Each Scene is one initial condition (the Inspect Sample analog):

id — unique within the task.
instruction — the language goal handed to the policy.
target — an optional Target the scorer reads; its kind is resolved in the embodiment's namespace (compatibility checking verifies the embodiment can realize it).
init_seed — combined with the eval seed and epoch index to seed each trial deterministically.

Epochs and reducers¶

Repeat each scene epochs times to measure stochastic policies. The Epochs reducer collapses the per-epoch scores of a scene before metrics aggregate across scenes.
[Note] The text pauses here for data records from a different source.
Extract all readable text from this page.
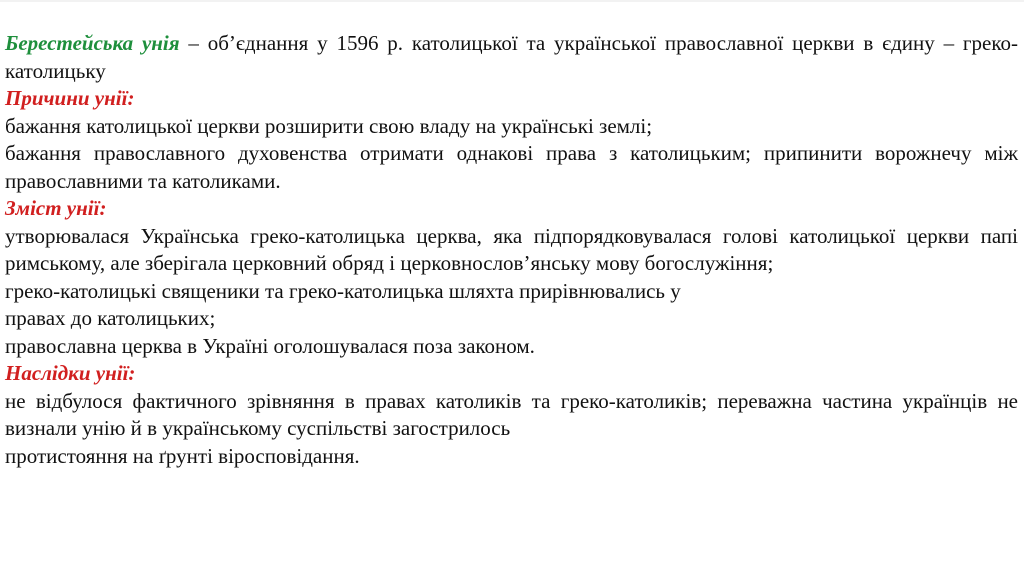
Берестейська унія – об’єднання у 1596 р. католицької та української православної церкви в єдину – греко-католицьку

Причини унії:

бажання католицької церкви розширити свою владу на українські землі;

бажання православного духовенства отримати однакові права з католицьким; припинити ворожнечу між православними та католиками.

Зміст унії:

утворювалася Українська греко-католицька церква, яка підпорядковувалася голові католицької церкви папі римському, але зберігала церковний обряд і церковнослов’янську мову богослужіння;

греко-католицькі священики та греко-католицька шляхта прирівнювались у

правах до католицьких;

православна церква в Україні оголошувалася поза законом.

Наслідки унії:

не відбулося фактичного зрівняння в правах католиків та греко-католиків; переважна частина українців не визнали унію й в українському суспільстві загострилось

протистояння на ґрунті віросповідання.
Builtin reducers: mean, median, max, min, mode, and pass_at_<k> (an unbiased pass@k estimator).

Multiple scorers¶

Pass a list to score several dimensions at once:

from inspect_robots.scorer import episode_length, min_distance_to_goal, success_at_end

task = Task(
    name="cubepick-reach",
    scenes=[...],
    scorer=[success_at_end(), episode_length(), min_distance_to_goal()],
    max_steps=200,
)

Registering for discovery¶

Wrap a task factory with task so it resolves by name in eval("my-bench", ...) and appears in inspect-robots list:

from inspect_robots.registry import task

@task("my-bench")
def my_bench(num_scenes: int = 50) -> Task:
    return Task(name="my-bench", scenes=[...], scorer=success_at_end(), max_steps=200)

See Plugins to ship a benchmark from a separate package.